House Speaker Dennis Hastert called for an investigation of Foley by the Department of Justice “to determine to what extent any of his actions violated federal law,” in a letter to Attorney General Alberto Gonzales. Hastert’s call for an investigation follows the discovery last week of sexually explicit emails from Foley to a House page. The emails were disclosed by a website dedicated to exposing sexual predators and the news was quickly circulated to media around the nation. Only then did Foley admit any wrongdoing and he submitted a letter of resignation on Friday.
What is most disturbing is that Foley’s illegal and repugnant actions have been official knowledge for over a year. The emails were reported to congressional officials in August 2005, according to United Press International. Obviously, it was fairly common knowledge that Foley acted in an extremely inappropriate and, possibly illegal, manner. How is it tolerable for any members of Congress to remain in office having prior knowledge of Foley’s behavior?
After the House page program nearly ended in the 1980’s due to drugs and sex scandals, it is frightening and disgusting that such behavior was allowed to continue again. The Department of Justice investigation should include “any and all individuals who may have been aware of this matter – be they members of Congress, employees of the House of Representatives or anyone outside Congress,” said Hastert.

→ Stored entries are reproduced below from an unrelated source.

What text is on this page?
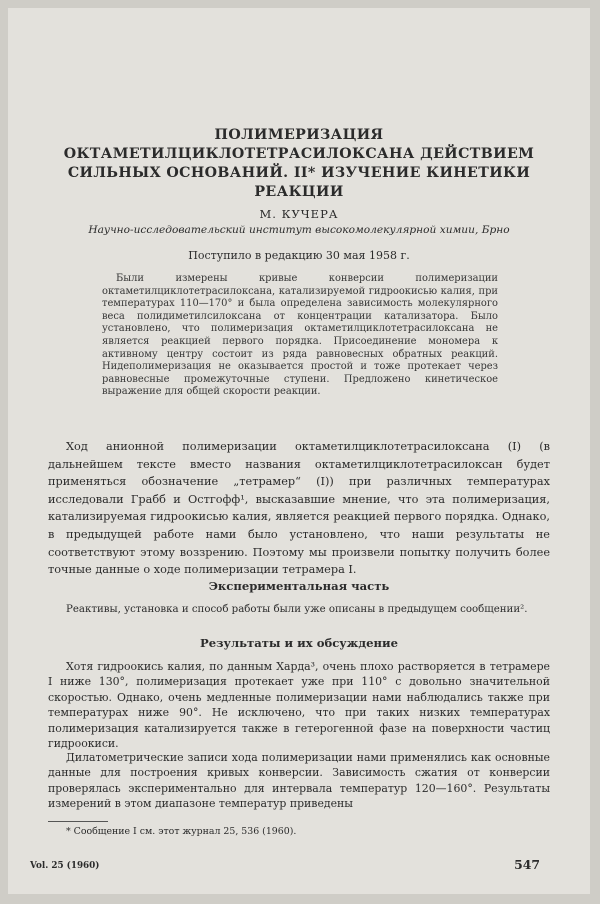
ПОЛИМЕРИЗАЦИЯ ОКТАМЕТИЛЦИКЛОТЕТРАСИЛОКСАНА ДЕЙСТВИЕМ СИЛЬНЫХ ОСНОВАНИЙ. II* ИЗУЧЕНИЕ КИНЕТИКИ РЕАКЦИИ

М. КУЧЕРА

Научно-исследовательский институт высокомолекулярной химии, Брно

Поступило в редакцию 30 мая 1958 г.

Были измерены кривые конверсии полимеризации октаметилциклотетрасилоксана, катализируемой гидроокисью калия, при температурах 110—170° и была определена зависимость молекулярного веса полидиметилсилоксана от концентрации катализатора. Было установлено, что полимеризация октаметилциклотетрасилоксана не является реакцией первого порядка. Присоединение мономера к активному центру состоит из ряда равновесных обратных реакций. Нидеполимеризация не оказывается простой и тоже протекает через равновесные промежуточные ступени. Предложено кинетическое выражение для общей скорости реакции.

Ход анионной полимеризации октаметилциклотетрасилоксана (I) (в дальнейшем тексте вместо названия октаметилциклотетрасилоксан будет применяться обозначение „тетрамер“ (I)) при различных температурах исследовали Грабб и Остгофф¹, высказавшие мнение, что эта полимеризация, катализируемая гидроокисью калия, является реакцией первого порядка. Однако, в предыдущей работе нами было установлено, что наши результаты не соответствуют этому воззрению. Поэтому мы произвели попытку получить более точные данные о ходе полимеризации тетрамера I.

Экспериментальная часть

Реактивы, установка и способ работы были уже описаны в предыдущем сообщении².

Результаты и их обсуждение

Хотя гидроокись калия, по данным Харда³, очень плохо растворяется в тетрамере I ниже 130°, полимеризация протекает уже при 110° с довольно значительной скоростью. Однако, очень медленные полимеризации нами наблюдались также при температурах ниже 90°. Не исключено, что при таких низких температурах полимеризация катализируется также в гетерогенной фазе на поверхности частиц гидроокиси.

Дилатометрические записи хода полимеризации нами применялись как основные данные для построения кривых конверсии. Зависимость сжатия от конверсии проверялась экспериментально для интервала температур 120—160°. Результаты измерений в этом диапазоне температур приведены

* Сообщение I см. этот журнал 25, 536 (1960).

Vol. 25 (1960)	547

Haster’s tough talk reeks of political posturing. Now that the media has gotten hold of the story, he is eager to investigate. But where was the Speaker a year ago, when he was first warned about Foley’s suspicious behavior? Hastert admitted he was told about “over-friendly” emails from Foley to a House page in the fall of 2005. Instead of referring them to authorities, however, Hastert passed them off to the House clerk, and nothing was done.
In a statement to the press, Judicial Watch President Tom Fitton said, “This is not the first time Members of Congress have engaged in predatory sexual behavior towards minors. And it won’t be the last, unless Foley is brought to justice, and any members of Congress who turned a blind eye to his actions are held accountable.”